Dipendenza
da zucchero
By: Heather Hajek
Published: Lunedì, 22 Dicembre 2008
Vai pazzo per i dolci e li consumi regolarmente? Se è così,
attento, potresti avere una dipendenza. Se vai pazzo per cioccolato,
torte, biscotti o anche il tè dolce potresti essere dipendente
da zucchero. Per alcuni questa dipendenza può essere addirittura
equiparata a quella dalla droga. Questo basta per pensare già
a terapie di disintossicazione e a programmi speciali di recupero?

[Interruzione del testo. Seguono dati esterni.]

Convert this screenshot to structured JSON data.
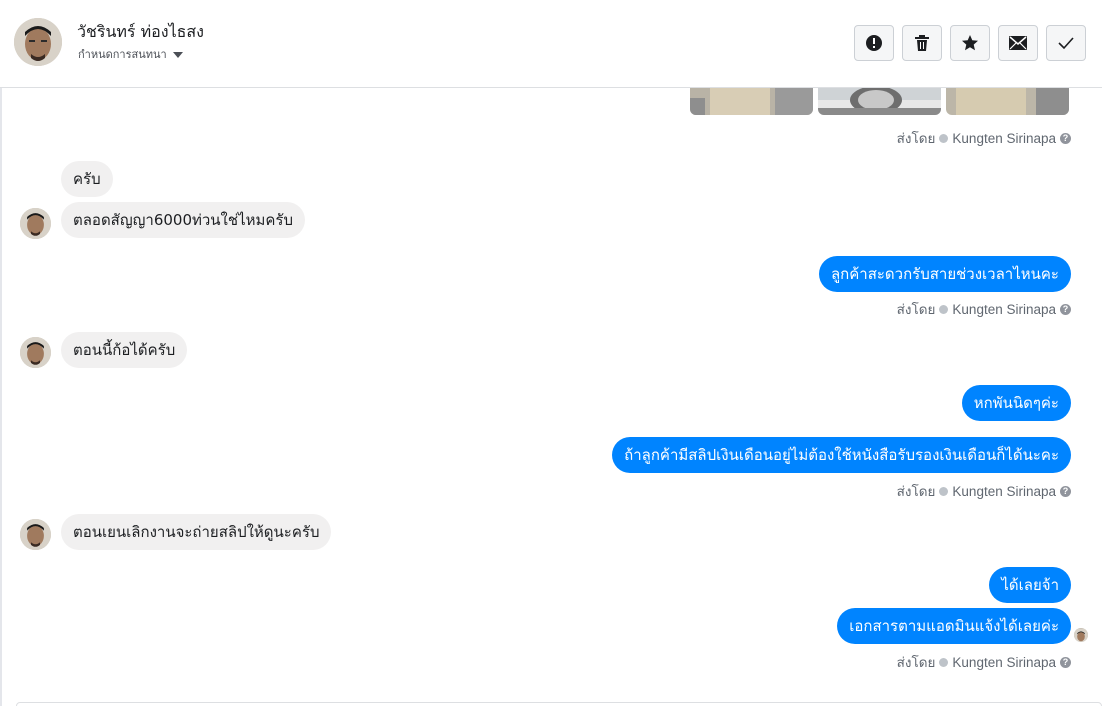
{
  "header": {
    "contact_name": "วัชรินทร์ ท่องไธสง",
    "subtitle": "กำหนดการสนทนา",
    "actions": [
      {
        "icon": "alert-icon"
      },
      {
        "icon": "trash-icon"
      },
      {
        "icon": "star-icon"
      },
      {
        "icon": "envelope-icon"
      },
      {
        "icon": "check-icon"
      }
    ]
  },
  "sent_by": {
    "prefix": "ส่งโดย",
    "name": "Kungten Sirinapa",
    "help": "?"
  },
  "messages": {
    "in_1": "ครับ",
    "in_2": "ตลอดสัญญา6000ท่วนใช่ไหมครับ",
    "out_1": "ลูกค้าสะดวกรับสายช่วงเวลาไหนคะ",
    "in_3": "ตอนนี้ก้อได้ครับ",
    "out_2": "หกพันนิดๆค่ะ",
    "out_3": "ถ้าลูกค้ามีสลิปเงินเดือนอยู่ไม่ต้องใช้หนังสือรับรองเงินเดือนก็ได้นะคะ",
    "in_4": "ตอนเยนเลิกงานจะถ่ายสลิปให้ดูนะครับ",
    "out_4": "ได้เลยจ้า",
    "out_5": "เอกสารตามแอดมินแจ้งได้เลยค่ะ"
  },
  "colors": {
    "outgoing_bubble": "#0084ff",
    "incoming_bubble": "#f1f0f0",
    "meta_text": "#606770"
  }
}
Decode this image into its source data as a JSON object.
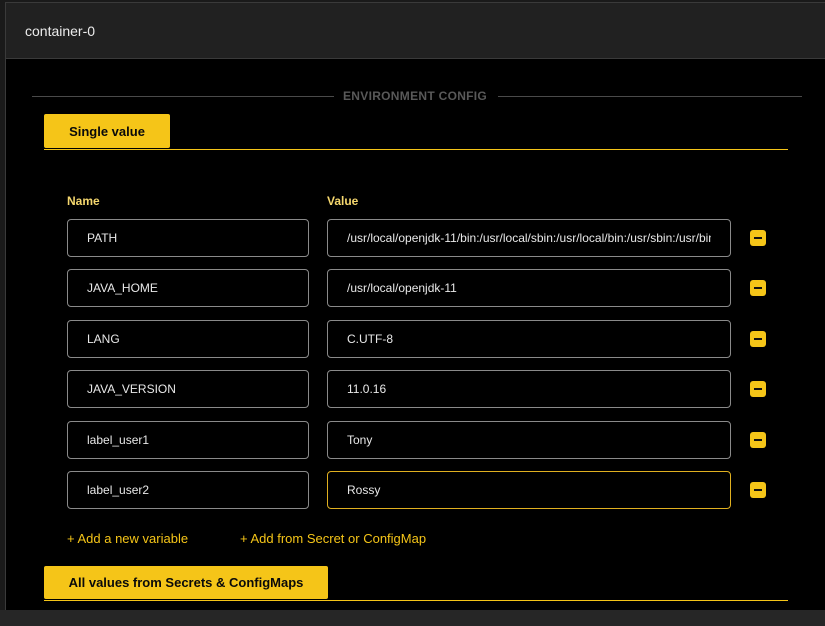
{
  "container": {
    "title": "container-0"
  },
  "section": {
    "title": "ENVIRONMENT CONFIG"
  },
  "tabs": {
    "single_value": "Single value",
    "all_values": "All values from Secrets & ConfigMaps"
  },
  "columns": {
    "name": "Name",
    "value": "Value"
  },
  "variables": [
    {
      "name": "PATH",
      "value": "/usr/local/openjdk-11/bin:/usr/local/sbin:/usr/local/bin:/usr/sbin:/usr/bin"
    },
    {
      "name": "JAVA_HOME",
      "value": "/usr/local/openjdk-11"
    },
    {
      "name": "LANG",
      "value": "C.UTF-8"
    },
    {
      "name": "JAVA_VERSION",
      "value": "11.0.16"
    },
    {
      "name": "label_user1",
      "value": "Tony"
    },
    {
      "name": "label_user2",
      "value": "Rossy"
    }
  ],
  "actions": {
    "add_variable": "+ Add a new variable",
    "add_from_secret": "+ Add from Secret or ConfigMap"
  },
  "colors": {
    "accent": "#f5c518",
    "label": "#f5d76e",
    "background": "#000000",
    "header": "#212121"
  },
  "icons": {
    "remove": "minus-icon"
  }
}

Forse no, ma parlarne può servire a rendere coscienti i consumatori
su ciò che rischiano, non fosse altro per i danni comportati
da un consumo elevato di calorie.
Ci sono persone che sentono il bisogno di mangiare dolci ogni giorno
e pasteggiano a biscotti e fette di torta, altri magari mangiano
dolci solo poche volte al mese, ma non sono soddisfatti fino a che
la loro scatola di Ringo non è finita. Secondo una recente
ricerca, non sembra avere importanza a quale dei due gruppi tu appartenga,
se sei un consumatore abituale di dolci rischi una dipendenza da
zucchero che può anche colpire le tue cellule cerebrali.
Lo zucchero e i dolci sono capaci di provocare modifiche chimiche
nel tuo cervello come quelle che si verificano per i tossicodipendenti
da eroina o cocaina.
Alcuni ricercatori in collaborazione con l'University of Princeton
hanno recentemente reso pubblici i risultati del loro studio basato
sull'osservazione del comportamento di alcune cavie da laboratorio
indotte a consumare in modo smodato dello zucchero, sciolto nell'acqua,
e il cui cibo veniva, invece, limitato durante le ore notturne e
per le prime quattro ore dopo il risveglio; tutto questo per un
periodo di circa tre o quattro settimane.
Il responsabile della ricerca, Bart Hoebel, professore di psicologia
alla Princeton dichiara che il risultato è stato che le cavie
hanno mangiato il cibo a disposizione più rapidamente e hanno
bevuto molta acqua zuccherata. Il desiderio e le ricadute sono i
tipici componenti di qualsiasi forma di dipendenza e questo nuovo
studio è riuscito a riprodurre queste condizioni nei topi
grazie all'acqua zuccherata e al razionamento del cibo. La soluzione
usata nell'acqua dei topi cavia conteneva il dieci per cento di
zucchero, cioè l'equivalente di un soft drink.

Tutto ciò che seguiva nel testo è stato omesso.